– ¡Ya no puedo, mamá! ¡No puedo fingir más como si no vea cómo cambias todos los días!
La voz de Irina me arrancó el corazón. Ella se paró en el marco de la puerta, con ojos tímidos, y yo, Ana, la miramos sin poder decir una palabra.

Mis manos temblaron en la taza de té, y en mi pecho sentí cómo todos los años se retiraban de las mentiras y el miedo.
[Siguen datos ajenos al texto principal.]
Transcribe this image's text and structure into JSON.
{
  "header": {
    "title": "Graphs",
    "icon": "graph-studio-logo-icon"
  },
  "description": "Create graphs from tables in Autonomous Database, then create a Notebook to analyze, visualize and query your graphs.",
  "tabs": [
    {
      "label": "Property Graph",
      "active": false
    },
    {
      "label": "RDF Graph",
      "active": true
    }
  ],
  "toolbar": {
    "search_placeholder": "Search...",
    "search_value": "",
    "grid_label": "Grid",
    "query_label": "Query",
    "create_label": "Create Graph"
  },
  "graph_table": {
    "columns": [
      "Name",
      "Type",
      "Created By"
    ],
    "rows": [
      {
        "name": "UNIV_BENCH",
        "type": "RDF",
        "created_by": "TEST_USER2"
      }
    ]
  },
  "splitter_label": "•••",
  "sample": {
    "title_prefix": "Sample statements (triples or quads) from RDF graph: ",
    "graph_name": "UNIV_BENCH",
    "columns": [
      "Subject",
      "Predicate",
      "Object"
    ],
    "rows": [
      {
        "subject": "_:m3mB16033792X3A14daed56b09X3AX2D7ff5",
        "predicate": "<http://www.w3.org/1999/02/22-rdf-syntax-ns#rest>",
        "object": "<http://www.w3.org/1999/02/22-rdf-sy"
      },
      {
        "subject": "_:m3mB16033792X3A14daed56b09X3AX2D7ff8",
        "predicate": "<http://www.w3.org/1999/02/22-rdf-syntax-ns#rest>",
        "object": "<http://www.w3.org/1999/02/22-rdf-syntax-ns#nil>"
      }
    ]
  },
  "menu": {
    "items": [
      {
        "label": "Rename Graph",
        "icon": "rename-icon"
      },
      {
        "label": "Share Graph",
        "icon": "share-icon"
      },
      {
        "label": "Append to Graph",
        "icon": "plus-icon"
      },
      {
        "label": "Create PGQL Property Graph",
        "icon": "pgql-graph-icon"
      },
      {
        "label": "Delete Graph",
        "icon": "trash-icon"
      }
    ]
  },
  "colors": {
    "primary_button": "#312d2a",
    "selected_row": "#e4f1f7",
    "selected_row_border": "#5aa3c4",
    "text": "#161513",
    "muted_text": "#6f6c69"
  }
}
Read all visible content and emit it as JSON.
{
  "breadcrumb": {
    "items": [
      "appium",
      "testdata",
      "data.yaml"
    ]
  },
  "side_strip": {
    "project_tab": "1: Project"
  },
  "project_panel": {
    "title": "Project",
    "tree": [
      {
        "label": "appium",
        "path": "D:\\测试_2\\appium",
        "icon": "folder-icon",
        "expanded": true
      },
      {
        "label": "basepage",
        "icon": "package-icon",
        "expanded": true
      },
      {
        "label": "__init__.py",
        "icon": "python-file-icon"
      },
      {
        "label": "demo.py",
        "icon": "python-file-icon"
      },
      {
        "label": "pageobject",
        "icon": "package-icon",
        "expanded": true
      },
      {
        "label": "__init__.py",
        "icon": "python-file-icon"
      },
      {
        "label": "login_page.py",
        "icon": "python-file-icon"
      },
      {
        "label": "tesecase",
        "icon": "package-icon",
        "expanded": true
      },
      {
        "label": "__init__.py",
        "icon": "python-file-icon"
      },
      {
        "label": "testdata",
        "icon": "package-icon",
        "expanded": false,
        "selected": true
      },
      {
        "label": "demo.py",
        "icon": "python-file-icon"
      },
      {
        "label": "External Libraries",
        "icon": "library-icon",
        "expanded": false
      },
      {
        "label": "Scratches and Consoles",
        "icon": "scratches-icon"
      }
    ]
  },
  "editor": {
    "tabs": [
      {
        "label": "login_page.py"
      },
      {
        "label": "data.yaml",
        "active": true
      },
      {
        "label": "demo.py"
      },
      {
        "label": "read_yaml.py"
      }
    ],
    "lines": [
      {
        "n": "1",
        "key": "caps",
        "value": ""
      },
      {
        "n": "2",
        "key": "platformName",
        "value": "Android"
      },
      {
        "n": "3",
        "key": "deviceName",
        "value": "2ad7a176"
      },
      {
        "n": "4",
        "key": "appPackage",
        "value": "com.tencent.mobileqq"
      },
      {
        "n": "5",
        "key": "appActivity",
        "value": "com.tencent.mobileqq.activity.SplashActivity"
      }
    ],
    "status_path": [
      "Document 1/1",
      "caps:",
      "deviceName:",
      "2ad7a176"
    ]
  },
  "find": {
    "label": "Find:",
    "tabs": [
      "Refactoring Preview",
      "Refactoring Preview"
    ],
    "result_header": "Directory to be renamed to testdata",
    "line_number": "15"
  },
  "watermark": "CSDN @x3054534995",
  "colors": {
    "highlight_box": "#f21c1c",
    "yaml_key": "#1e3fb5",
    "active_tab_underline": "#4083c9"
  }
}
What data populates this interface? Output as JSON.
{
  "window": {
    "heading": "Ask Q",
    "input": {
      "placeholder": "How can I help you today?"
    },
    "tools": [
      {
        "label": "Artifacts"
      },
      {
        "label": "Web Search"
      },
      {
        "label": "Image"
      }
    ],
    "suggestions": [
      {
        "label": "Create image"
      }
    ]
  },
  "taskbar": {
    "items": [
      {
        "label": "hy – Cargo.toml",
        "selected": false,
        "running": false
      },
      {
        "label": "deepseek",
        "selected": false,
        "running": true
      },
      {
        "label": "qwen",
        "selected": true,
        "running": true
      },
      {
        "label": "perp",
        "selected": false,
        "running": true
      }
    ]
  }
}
Todo comenzó en una noche helada de enero en 1992. Mi esposo, Doru, había desaparecido unos meses antes, nos había dejado con deuda y promesas vacías.
Estaba solo con Irina, que tenía solo tres años. En una Rumania que había surgido recién llegado del comunismo, sin trabajo para mujeres solteras y sin apoyo, tenía la sensación de que el mundo se derrumba por encima de mí.
Traté de encontrar trabajo en la fábrica textil de la ciudad, pero me dijeron directamente: «No contratamos mujeres con niños pequeños. No eres confiable».
Una noche, en la serpiente de pan, conocí a Vasile, un vecino del bloque de apartamentos al lado. Dijo que los trabajadores fueron buscados en el sitio de construcción en las afueras.
«Pero las mujeres no los toman, Ana. Si quieres probar suerte … tal vez pueda ayudarte con una identificación falsa».
Estuve despierto toda la noche. Ocultar mi identidad? Vivir como un hombre? Pero, ¿qué más debería haber hecho? Irina necesitaba comida, ropa y calidez. A la mañana siguiente me convertí en «Andrei Popa», trabajador de la construcción no calificado.
Me corté el cabello brevemente, me até los senos con rayas de tela y tomé prestada la ropa de mi hermano.
Los años fueron difíciles. Siempre mantuve mi cabeza en el sitio de construcción, evité hablar de familiares o mujeres.
Mis colegas a veces me burlaron: «Andrei, ¿nunca bebes con nosotros? ¿No tienes esposa?» Me reí por forzado y cambié el tema. Por la noche llegué a casa exhausto, pero Irina me estaba esperando con ojos grandes y interrogadores.
– Mamá, ¿por qué nunca vienes a la escuela? Todos los niños tienen a sus padres allí …
Siempre encontré excusas: «Mamá tiene que trabajar mucho, cariño. Pero te amo».
Cuando Irina creció y fue a la escuela secundaria, sentí la distancia entre nosotros. Era una chica inteligente y sensible, pero siempre se fue. Un día encontré un diario debajo de su almohada.
Leí en secreto: «Me avergüenzo de mi madre. No sé quién es realmente. Es como si viviéramos en una mentira».
Lloré toda la noche. Pensé en decirle la verdad, pero tenía miedo de que ella me odiara o sufriera más. Además: si hubiera trabajado ilegalmente bajo una identidad falsa, lo perdería todo.
Años duros siguieron. Hice todo para que Irina pudiera estudiar en Bucarest. Trabajé en dos frentes: durante el día en el sitio de construcción, por la noche como limpiador en una pequeña empresa. Nunca me quejé.
Un día, cuando llegó a casa con el diploma y dijo: «Mamá, lo hice gracias a ti», sentí que todas las víctimas habían valido la pena.
Pero la mentira creció como una sombra entre nosotros. Irina comenzó a trabajar en una gran empresa en la ciudad y trajo a sus amigos a casa. Fue cada vez más difícil para mí desempeñar el papel del hombre duro y lejano.
Una noche, cuando pensé que estaba durmiendo, me atrapó llorando en el baño. Ella entró sin golpear y vio cómo me quité los vendas de mi pecho.
– Mamá … ¿Qué estás haciendo?
Me congelé. Ya no podía mentir.
– Irina … no soy Andrei. Soy Ana. Hice todo por ti …
Ella estalló llorando y me abrazó.
– ¿Por qué no me dijiste eso? ¿Por qué sufriste tantos años?
– Porque tenía miedo de perder todo … para perderte.
Seguieron pesados meses llenos de explicaciones y lágrimas. Irina me perdona, pero la herida se queda. Intentamos reconstruir lo que la mentira destruyó.
Hoy tengo 63 años y todavía me pregunto si actué correctamente o mal.
Tal vez mi víctima Irina salvó el hambre y la humillación, pero le costó confianza en mí y en el mundo.
¿Cuántas madres en Rumania tienen que ocultar su verdadera cara para proteger a sus hijos? ¿Y cuánto puedes sacrificarte sin perderte?